Sicuramente professionista, esperto e specialista di spalla .
Ma non si e dimostrato umile e disponibile nel rapporto con il paziente. Maria Luisa C.

Dott. Postacchini, volevo ringraziarla e dirle che le sarò sempre riconoscente per avermi rimesso in piedi. Dopo la protesi di ginocchio mi sembra di essere rinato. Sono addirittura tornato a fare sport. Giuseppe L.

La ringrazio infinitamente per la sua professionalità, per la sua bravura e competenza. Ma soprattutto per la sua umanità. Ho avuto a che fare purtroppo con tanti medici in vita mia. Ma nessuno ha avuto la sua incredibile umanità. Che Dio la benedica. Ora finalmente posso riutilizzare la mia spalla senza dolore. Letizia M.

Caro Prof. Postacchini, le scrivo per esprimerle la mia gratitudine per la gentilezza e tutte le attenzioni che ha mi ha dimostrato prima e dopo l’intervento. Ma soprattutto per il risultato dell’intervento di protesi alla spalla destra. Prima dell’intervento soffrivo di dolori atroci, di notte e di giorno e non riuscivo quasi a mangiare con la destra. Adesso muovo la spalla quasi completamente e non ho nessun dolore, tranne quando cambia il tempo. Ma questo non è nulla rispetto a prima. Grazie ancora e tanti cordiali saluti. Anna Maria C.
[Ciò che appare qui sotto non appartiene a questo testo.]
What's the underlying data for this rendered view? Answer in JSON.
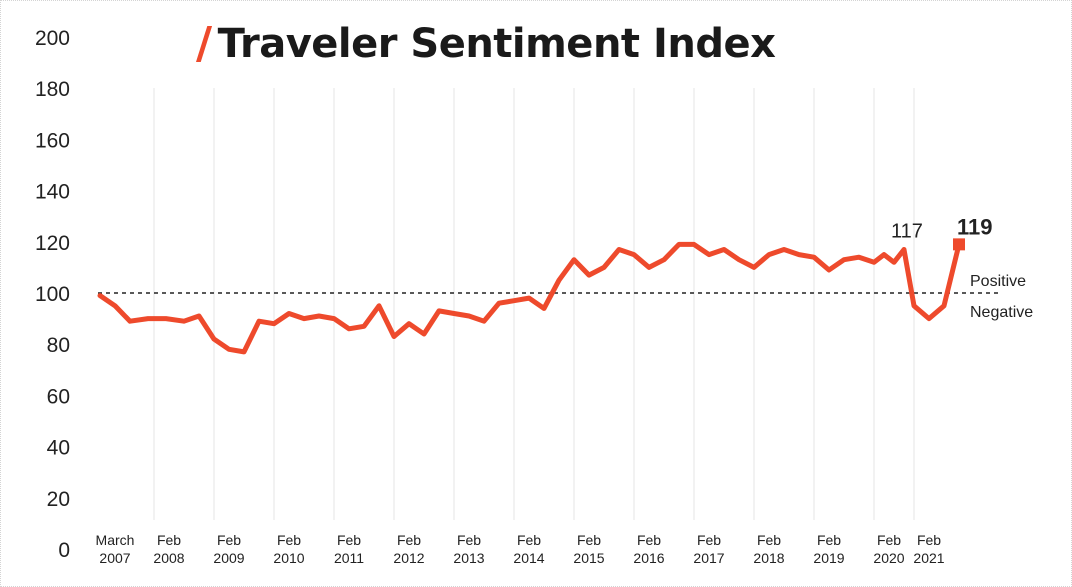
{
  "page": {
    "title": "Traveler Sentiment Index",
    "title_mark": "/"
  },
  "colors": {
    "series": "#ee4a2c",
    "text": "#1a1a1a",
    "grid": "#e6e6e6",
    "baseline": "#222222"
  },
  "chart_data": {
    "type": "line",
    "title": "Traveler Sentiment Index",
    "ylim": [
      0,
      200
    ],
    "yticks": [
      0,
      20,
      40,
      60,
      80,
      100,
      120,
      140,
      160,
      180,
      200
    ],
    "x_range": [
      2007.2,
      2021.1
    ],
    "xticks": [
      {
        "x": 2007.2,
        "line1": "March",
        "line2": "2007"
      },
      {
        "x": 2008.1,
        "line1": "Feb",
        "line2": "2008"
      },
      {
        "x": 2009.1,
        "line1": "Feb",
        "line2": "2009"
      },
      {
        "x": 2010.1,
        "line1": "Feb",
        "line2": "2010"
      },
      {
        "x": 2011.1,
        "line1": "Feb",
        "line2": "2011"
      },
      {
        "x": 2012.1,
        "line1": "Feb",
        "line2": "2012"
      },
      {
        "x": 2013.1,
        "line1": "Feb",
        "line2": "2013"
      },
      {
        "x": 2014.1,
        "line1": "Feb",
        "line2": "2014"
      },
      {
        "x": 2015.1,
        "line1": "Feb",
        "line2": "2015"
      },
      {
        "x": 2016.1,
        "line1": "Feb",
        "line2": "2016"
      },
      {
        "x": 2017.1,
        "line1": "Feb",
        "line2": "2017"
      },
      {
        "x": 2018.1,
        "line1": "Feb",
        "line2": "2018"
      },
      {
        "x": 2019.1,
        "line1": "Feb",
        "line2": "2019"
      },
      {
        "x": 2020.1,
        "line1": "Feb",
        "line2": "2020"
      },
      {
        "x": 2021.1,
        "line1": "Feb",
        "line2": "2021"
      }
    ],
    "reference_line": {
      "y": 100,
      "above_label": "Positive",
      "below_label": "Negative"
    },
    "grid": {
      "vertical": true,
      "horizontal": false
    },
    "series": [
      {
        "color": "#ee4a2c",
        "points": [
          [
            2007.2,
            99
          ],
          [
            2007.45,
            95
          ],
          [
            2007.7,
            89
          ],
          [
            2008.0,
            90
          ],
          [
            2008.3,
            90
          ],
          [
            2008.6,
            89
          ],
          [
            2008.85,
            91
          ],
          [
            2009.1,
            82
          ],
          [
            2009.35,
            78
          ],
          [
            2009.6,
            77
          ],
          [
            2009.85,
            89
          ],
          [
            2010.1,
            88
          ],
          [
            2010.35,
            92
          ],
          [
            2010.6,
            90
          ],
          [
            2010.85,
            91
          ],
          [
            2011.1,
            90
          ],
          [
            2011.35,
            86
          ],
          [
            2011.6,
            87
          ],
          [
            2011.85,
            95
          ],
          [
            2012.1,
            83
          ],
          [
            2012.35,
            88
          ],
          [
            2012.6,
            84
          ],
          [
            2012.85,
            93
          ],
          [
            2013.1,
            92
          ],
          [
            2013.35,
            91
          ],
          [
            2013.6,
            89
          ],
          [
            2013.85,
            96
          ],
          [
            2014.1,
            97
          ],
          [
            2014.35,
            98
          ],
          [
            2014.6,
            94
          ],
          [
            2014.85,
            105
          ],
          [
            2015.1,
            113
          ],
          [
            2015.35,
            107
          ],
          [
            2015.6,
            110
          ],
          [
            2015.85,
            117
          ],
          [
            2016.1,
            115
          ],
          [
            2016.35,
            110
          ],
          [
            2016.6,
            113
          ],
          [
            2016.85,
            119
          ],
          [
            2017.1,
            119
          ],
          [
            2017.35,
            115
          ],
          [
            2017.6,
            117
          ],
          [
            2017.85,
            113
          ],
          [
            2018.1,
            110
          ],
          [
            2018.35,
            115
          ],
          [
            2018.6,
            117
          ],
          [
            2018.85,
            115
          ],
          [
            2019.1,
            114
          ],
          [
            2019.35,
            109
          ],
          [
            2019.6,
            113
          ],
          [
            2019.85,
            114
          ],
          [
            2020.1,
            112
          ],
          [
            2020.35,
            115
          ],
          [
            2020.6,
            112
          ],
          [
            2020.85,
            117
          ],
          [
            2021.1,
            95
          ],
          [
            2021.35,
            90
          ],
          [
            2021.6,
            95
          ],
          [
            2021.85,
            119
          ]
        ]
      }
    ],
    "annotations": [
      {
        "label": "117",
        "x": 2020.85,
        "y": 117,
        "bold": false
      },
      {
        "label": "119",
        "x": 2021.85,
        "y": 119,
        "bold": true
      }
    ]
  }
}
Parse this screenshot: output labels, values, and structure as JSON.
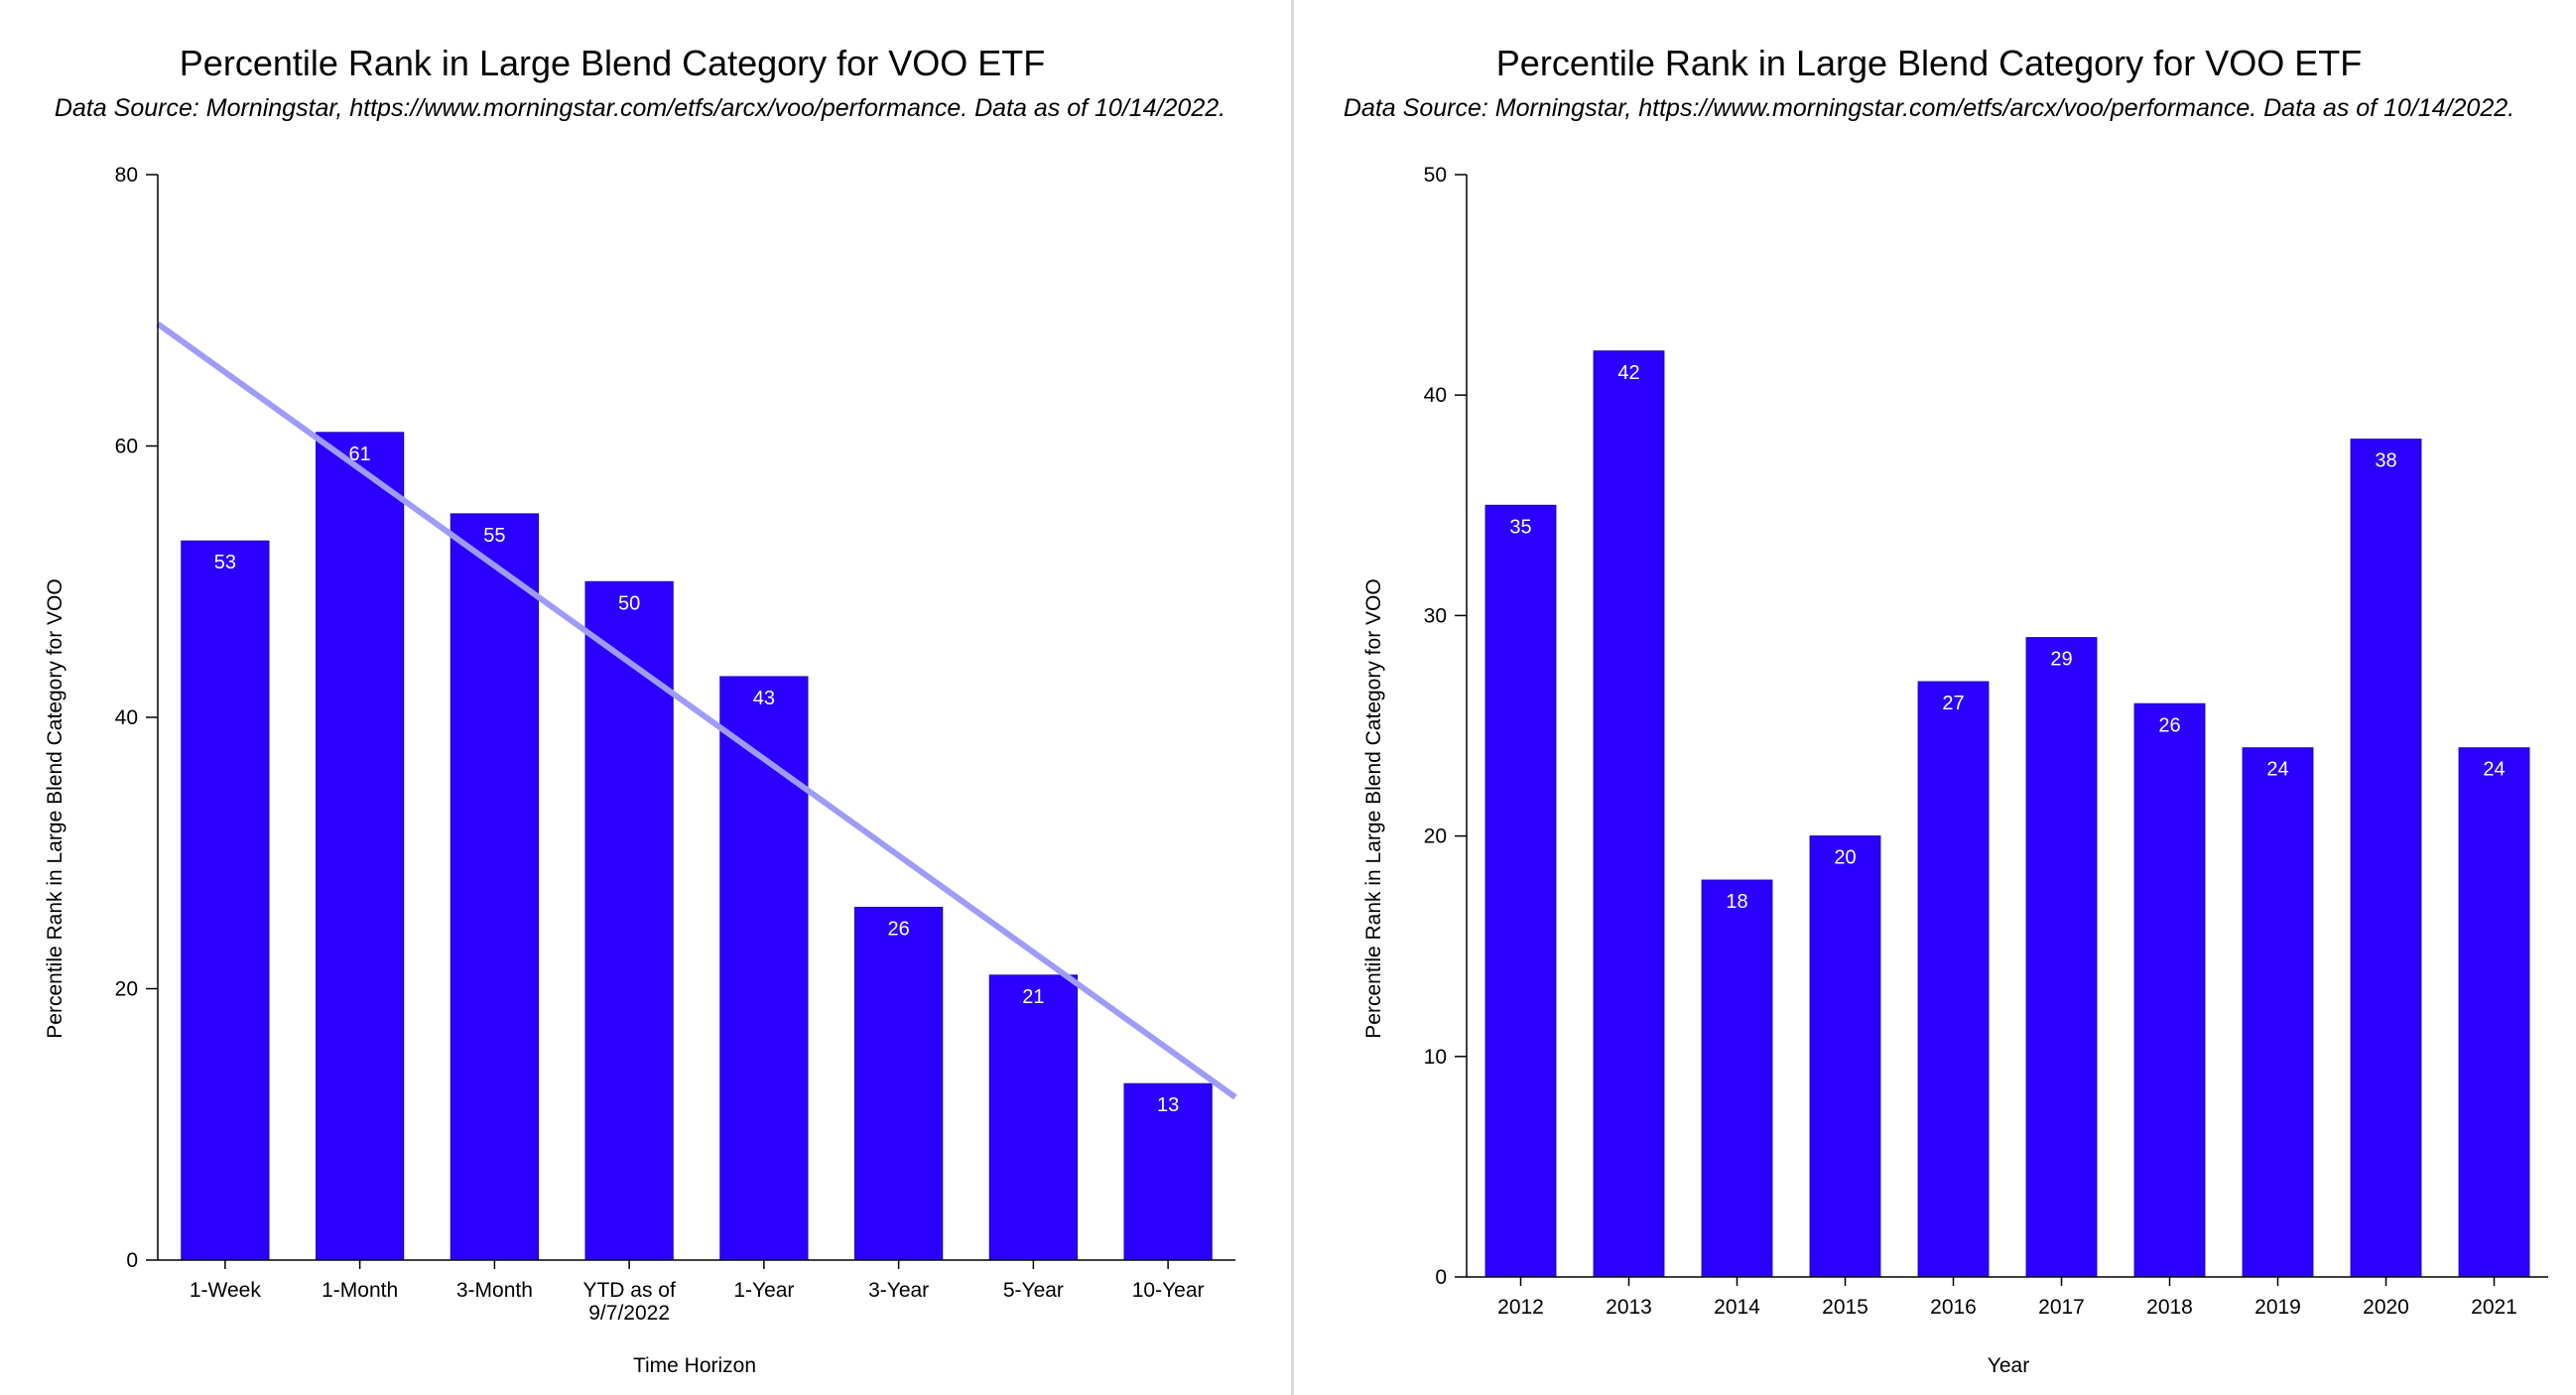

Prof. Postacchini, le sue mani d’oro mi hanno rimesso al mondo. Grazie. Sofia E.

Carissimo dott. Postacchini, erano due anni che soffrivo alla spalla ed ero stata visitasta da vari medici, ma nessuno aveva capito quello che avevo. La notte non riuscivo dormire e il giorno era un’impresa fare le faccende di casa. Ho avuto fortuna a incontrare lei che fin dal primo momento mi ha detto che avevo una rottura dei tendini della spalla. Nessuno aveva capito nulla, dicevano che era la cervicale. Con la risonanza alla spalla lei ha subito diagnosticato il problema. L’artroscopia è stata veramente uno scherzo, come mi aveva assicurato. Sicuramente la rieducazione è stata un po’ lunga, ma mi sono molto impegnata. Adesso la spalla è tornata nuova e posso fare tutto. Le auguro tutto il bene possibile. Giuliana A.